Боль раздирает руки и ноги, впивается в колени и бедра, запястья и плечи. Ноги подламываются, и Адди остается лишь пытаться сдержать крик.
Мрак с улыбкой смотрит на нее сверху вниз.
– Я чересчур облегчил твою участь.
В панике Адди наблюдает, как ее руки высыхают и сморщиваются, под тонкой как бумага кожей проступают голубые вены.
– Ты просила лишь жизнь. А я к тому же подарил тебе здоровье и юность.
Узел волос распадается, пряди свешиваются на глаза – сухие, ломкие и седые.
– И ты слишком задрала нос.
Зрение Адди слабеет, расплывается, от предметов в комнате остаются лишь пятна и смутные очертания.
– Возможно, тебе следует чуточку пострадать.

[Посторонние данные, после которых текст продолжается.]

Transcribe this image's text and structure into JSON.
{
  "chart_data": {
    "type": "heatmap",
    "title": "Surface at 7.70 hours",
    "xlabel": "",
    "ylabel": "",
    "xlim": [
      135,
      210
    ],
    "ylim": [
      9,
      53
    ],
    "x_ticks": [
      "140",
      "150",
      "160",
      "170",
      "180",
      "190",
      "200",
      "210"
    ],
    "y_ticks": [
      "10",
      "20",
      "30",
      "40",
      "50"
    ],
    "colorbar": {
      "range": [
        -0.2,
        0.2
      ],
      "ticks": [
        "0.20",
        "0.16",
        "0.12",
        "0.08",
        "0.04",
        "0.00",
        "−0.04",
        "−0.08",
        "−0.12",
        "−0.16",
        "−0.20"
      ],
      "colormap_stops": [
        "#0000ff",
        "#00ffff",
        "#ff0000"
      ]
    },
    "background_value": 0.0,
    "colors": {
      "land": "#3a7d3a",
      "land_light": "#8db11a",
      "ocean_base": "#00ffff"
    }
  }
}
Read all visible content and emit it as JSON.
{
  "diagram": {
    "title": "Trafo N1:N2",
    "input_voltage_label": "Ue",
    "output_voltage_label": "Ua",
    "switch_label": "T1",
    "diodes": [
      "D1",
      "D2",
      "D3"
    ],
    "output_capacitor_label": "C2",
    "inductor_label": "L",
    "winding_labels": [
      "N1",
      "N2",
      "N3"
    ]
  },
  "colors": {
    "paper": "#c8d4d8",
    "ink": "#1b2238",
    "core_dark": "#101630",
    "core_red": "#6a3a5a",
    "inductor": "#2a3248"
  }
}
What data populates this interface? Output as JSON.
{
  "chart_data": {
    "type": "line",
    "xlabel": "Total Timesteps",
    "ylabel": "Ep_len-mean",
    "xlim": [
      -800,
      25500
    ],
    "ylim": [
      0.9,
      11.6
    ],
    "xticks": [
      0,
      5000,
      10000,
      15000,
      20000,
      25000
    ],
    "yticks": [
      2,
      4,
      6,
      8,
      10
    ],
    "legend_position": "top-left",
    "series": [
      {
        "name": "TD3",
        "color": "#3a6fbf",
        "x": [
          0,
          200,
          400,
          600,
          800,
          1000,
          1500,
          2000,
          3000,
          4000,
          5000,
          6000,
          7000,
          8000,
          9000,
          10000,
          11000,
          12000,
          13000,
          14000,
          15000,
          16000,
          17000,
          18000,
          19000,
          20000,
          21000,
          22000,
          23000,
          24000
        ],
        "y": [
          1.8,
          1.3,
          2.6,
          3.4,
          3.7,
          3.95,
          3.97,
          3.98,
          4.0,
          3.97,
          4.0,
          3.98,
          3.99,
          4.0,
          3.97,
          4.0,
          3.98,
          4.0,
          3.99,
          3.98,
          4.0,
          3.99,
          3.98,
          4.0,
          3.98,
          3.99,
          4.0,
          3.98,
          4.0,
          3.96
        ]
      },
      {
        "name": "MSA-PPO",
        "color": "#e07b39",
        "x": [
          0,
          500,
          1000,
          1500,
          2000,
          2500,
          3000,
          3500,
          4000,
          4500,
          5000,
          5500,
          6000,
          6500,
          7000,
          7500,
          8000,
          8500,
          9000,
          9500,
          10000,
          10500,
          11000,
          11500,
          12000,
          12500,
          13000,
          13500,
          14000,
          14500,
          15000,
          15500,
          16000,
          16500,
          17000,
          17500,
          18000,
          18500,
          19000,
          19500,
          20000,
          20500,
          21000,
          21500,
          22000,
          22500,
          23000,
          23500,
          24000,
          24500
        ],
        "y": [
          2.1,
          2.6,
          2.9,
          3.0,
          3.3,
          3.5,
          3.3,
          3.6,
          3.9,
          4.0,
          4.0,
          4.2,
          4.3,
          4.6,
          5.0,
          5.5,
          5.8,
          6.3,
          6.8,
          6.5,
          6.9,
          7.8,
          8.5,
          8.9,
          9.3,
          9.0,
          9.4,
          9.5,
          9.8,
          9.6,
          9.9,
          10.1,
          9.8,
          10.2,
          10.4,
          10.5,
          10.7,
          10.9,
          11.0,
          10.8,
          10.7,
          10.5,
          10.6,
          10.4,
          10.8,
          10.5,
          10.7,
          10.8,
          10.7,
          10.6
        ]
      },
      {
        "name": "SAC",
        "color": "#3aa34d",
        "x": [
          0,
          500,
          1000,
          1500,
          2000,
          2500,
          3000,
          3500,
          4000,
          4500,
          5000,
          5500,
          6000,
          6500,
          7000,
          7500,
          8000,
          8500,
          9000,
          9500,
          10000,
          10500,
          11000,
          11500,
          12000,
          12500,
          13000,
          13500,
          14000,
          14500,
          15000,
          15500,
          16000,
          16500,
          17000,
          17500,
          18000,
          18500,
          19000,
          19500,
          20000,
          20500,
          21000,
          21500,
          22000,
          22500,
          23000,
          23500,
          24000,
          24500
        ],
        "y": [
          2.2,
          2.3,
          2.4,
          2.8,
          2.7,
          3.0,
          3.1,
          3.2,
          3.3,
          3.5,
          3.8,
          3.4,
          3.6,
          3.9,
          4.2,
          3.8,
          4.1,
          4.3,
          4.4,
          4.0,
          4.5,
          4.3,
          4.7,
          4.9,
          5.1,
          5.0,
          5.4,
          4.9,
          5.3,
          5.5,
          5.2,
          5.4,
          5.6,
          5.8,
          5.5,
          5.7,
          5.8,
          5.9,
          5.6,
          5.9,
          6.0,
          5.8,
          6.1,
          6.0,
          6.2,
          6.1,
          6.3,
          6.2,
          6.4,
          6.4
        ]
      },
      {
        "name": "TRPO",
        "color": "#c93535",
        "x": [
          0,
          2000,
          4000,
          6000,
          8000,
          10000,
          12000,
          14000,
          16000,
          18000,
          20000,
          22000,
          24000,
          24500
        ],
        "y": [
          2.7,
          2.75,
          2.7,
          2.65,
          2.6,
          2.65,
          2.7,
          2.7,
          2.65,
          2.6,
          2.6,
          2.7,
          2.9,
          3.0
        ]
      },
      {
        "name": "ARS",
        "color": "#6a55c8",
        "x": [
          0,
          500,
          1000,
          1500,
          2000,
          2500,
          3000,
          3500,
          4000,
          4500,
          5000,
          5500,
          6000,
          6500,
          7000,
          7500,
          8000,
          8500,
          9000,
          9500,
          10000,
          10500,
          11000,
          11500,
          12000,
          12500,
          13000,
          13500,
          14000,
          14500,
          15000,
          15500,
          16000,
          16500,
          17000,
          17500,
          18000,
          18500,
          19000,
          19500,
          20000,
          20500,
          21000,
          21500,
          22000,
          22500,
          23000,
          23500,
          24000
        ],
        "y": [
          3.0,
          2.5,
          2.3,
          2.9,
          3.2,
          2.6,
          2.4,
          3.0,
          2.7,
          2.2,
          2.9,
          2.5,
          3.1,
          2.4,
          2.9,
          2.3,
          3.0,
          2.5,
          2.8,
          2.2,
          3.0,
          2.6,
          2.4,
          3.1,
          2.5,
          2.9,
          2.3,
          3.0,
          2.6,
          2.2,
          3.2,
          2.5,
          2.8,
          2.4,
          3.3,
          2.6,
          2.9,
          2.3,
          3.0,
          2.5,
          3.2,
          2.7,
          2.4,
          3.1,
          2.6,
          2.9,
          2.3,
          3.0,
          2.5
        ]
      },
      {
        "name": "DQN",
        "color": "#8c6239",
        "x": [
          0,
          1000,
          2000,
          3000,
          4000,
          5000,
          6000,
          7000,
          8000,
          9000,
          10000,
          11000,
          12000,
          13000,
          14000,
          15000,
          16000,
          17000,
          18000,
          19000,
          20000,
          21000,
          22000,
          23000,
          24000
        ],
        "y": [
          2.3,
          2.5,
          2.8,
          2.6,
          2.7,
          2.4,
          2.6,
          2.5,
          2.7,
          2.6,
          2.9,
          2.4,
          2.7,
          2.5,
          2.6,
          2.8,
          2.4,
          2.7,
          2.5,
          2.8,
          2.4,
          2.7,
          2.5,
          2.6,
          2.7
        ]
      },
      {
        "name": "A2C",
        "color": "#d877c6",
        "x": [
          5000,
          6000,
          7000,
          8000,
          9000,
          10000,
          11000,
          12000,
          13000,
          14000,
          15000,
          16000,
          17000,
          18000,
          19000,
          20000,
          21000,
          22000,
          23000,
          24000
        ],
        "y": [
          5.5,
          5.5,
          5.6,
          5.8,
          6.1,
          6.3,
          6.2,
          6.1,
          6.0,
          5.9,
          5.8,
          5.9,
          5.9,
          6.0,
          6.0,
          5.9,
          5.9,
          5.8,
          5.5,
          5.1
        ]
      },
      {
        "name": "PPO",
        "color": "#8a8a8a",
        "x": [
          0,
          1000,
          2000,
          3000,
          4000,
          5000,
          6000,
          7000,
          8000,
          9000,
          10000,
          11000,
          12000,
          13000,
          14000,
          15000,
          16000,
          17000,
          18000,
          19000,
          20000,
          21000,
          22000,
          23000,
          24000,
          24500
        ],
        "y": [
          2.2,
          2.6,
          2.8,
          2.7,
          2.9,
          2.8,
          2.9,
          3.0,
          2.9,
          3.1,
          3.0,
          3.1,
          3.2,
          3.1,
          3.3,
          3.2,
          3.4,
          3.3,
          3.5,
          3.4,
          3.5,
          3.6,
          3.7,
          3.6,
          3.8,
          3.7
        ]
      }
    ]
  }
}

Адди зажмуривается, сердце трепещет от ужаса.
– Нет, – бормочет она.
Единственная мольба, на которую Адди оказалась способна.
Она чувствует, как мрак подходит ближе. Как его тень падает на нее. Сквозь тьму просачивается голос:
– Я заберу всю эту боль, я дам тебе отдохнуть, даже взращу дерево над твоей могилой. Только сдайся…
Это слово, будто слеза, размывает пелену. И Адди, испуганная, терзаемая болью, понимает – она выстоит.
Она переживала и худшее. И еще не то переживет. А это ерунда – просто проявление мерзкого характера несносного бога.
Отдышавшись, она прерывисто шепчет:
– Катись-ка ты в ад.
Адди готовится к самому плохому, гадая, проглотит ли он ее целиком или бросит изжеванной оболочкой валяться на полу в хижине старухи. Но опять раздается низкий рокочущий смех, а когда тот затихает, воцаряется тишина.
Адди боится открывать глаза, но в конце концов набирается смелости и видит: она снова одна.
Кости больше не болят, распущенные локоны окрасились в каштановый, а руки, которые недавно покрывали морщины, вновь стали молодыми, гладкими и сильными.
Шатаясь, она поднимается и идет к очагу, но бережно разожженный огонь угас.
Той ночью Адди сворачивается калачиком на трухлявом тюфяке, накрывшись ветхим одеялом, которое не успели стащить жители деревни, и думает об Эстель.
Закрывает глаза и глубоко дышит, пока наконец не начинает чуять запах трав, запутавшихся в волосах старухи, аромат ее сада и живицы на дряхлых руках. Цепляется за воспоминания о кривой улыбке, похожем на карканье смехе, голосе, что рассказывал Адди о старых богах. Давным-давно, в юности, когда Эстель учила ее не бояться бурь, теней и ночных шорохов.